A: Most lip (vermilion) advancements are done in the office under local anesthesia. Using initial infraorbital nerve blocks (like going to the dentist) and then followed by direct infiltration into the lips, the procedure thereafter is painless. If a patient prefers it can also be done supplemented by oral valium or Xanax or even IV sedation for a completely comfortable experience. It takes about 90 minutes to perform. The amount of vermilion advancement is determined by the patient prior to the numbing by making marks using calipers and a fine marking pen…and then having the patient approve the amount of lip increase with a mirror. There is some mild lip swelling afterwards and very minimal discomfort. Patients generally do not take any pain medication afterwards. For patients that are geographically close to me, I place tiny 7-0 size sutures that are removed 10 days after surgery. For my far away patients, I use a fine 6-0 dissolveable sutures and skin glue so no return is necessary for suture removal.

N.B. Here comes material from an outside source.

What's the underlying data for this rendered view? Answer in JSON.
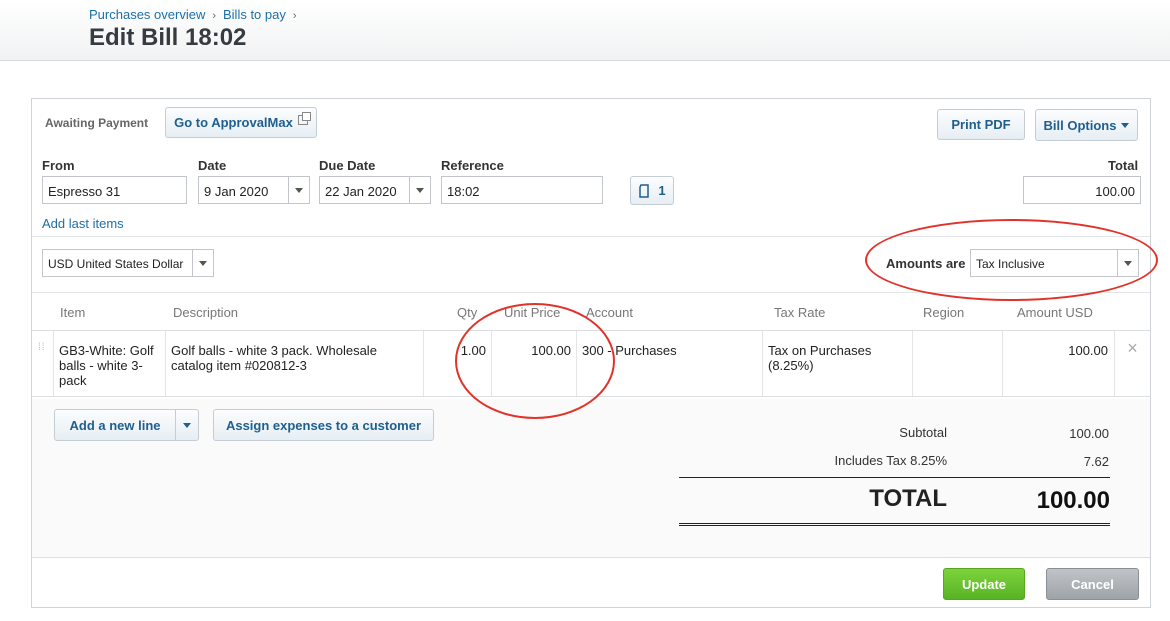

For the properly selected patient, lip advancements are a powerful lip enlargement procedure that produces a permanent result.
The total costs of the procedure are around $ 3,500.
Dr. Barry Eppley
Indianapolis, Indiana
Q: Dr. Eppley, I had a medpor chin implant placed in me about 18 months ago. I would like this removed and replaced with a smaller implant for several reasons (mechanical problems and aesthetic reasons). Can you remove the implant given the time frame I have had it? Thank you for your time.
A: Despite the fact that the Medpor material does allow for some superficial tissue ingrowth, it is by no means impossible or even that difficult to remove. The material gets the reputation for being difficult to remove as it is compared to silicone, which has a smooth and slippery surface which slides in and out of tissue pockets quite easily. But Medpor facial implants can be removed, it just requires a little more surgical effort and sometimes removing the old implant in pieces. The chin implant being in place 18 months does not impact the removal process anymore than if it was there 18 weeks or 18 years. Tissue ingrowth into the material occurs rapidly and very early after implantation. It does not get worse with longer times of implantation and, contrary to many opinions, does not get any bony ingrowth into it either. Since the tissue ingrowth just occurs into the outer layers of material, it does not get deeper or penetrate further beyojd a certain point.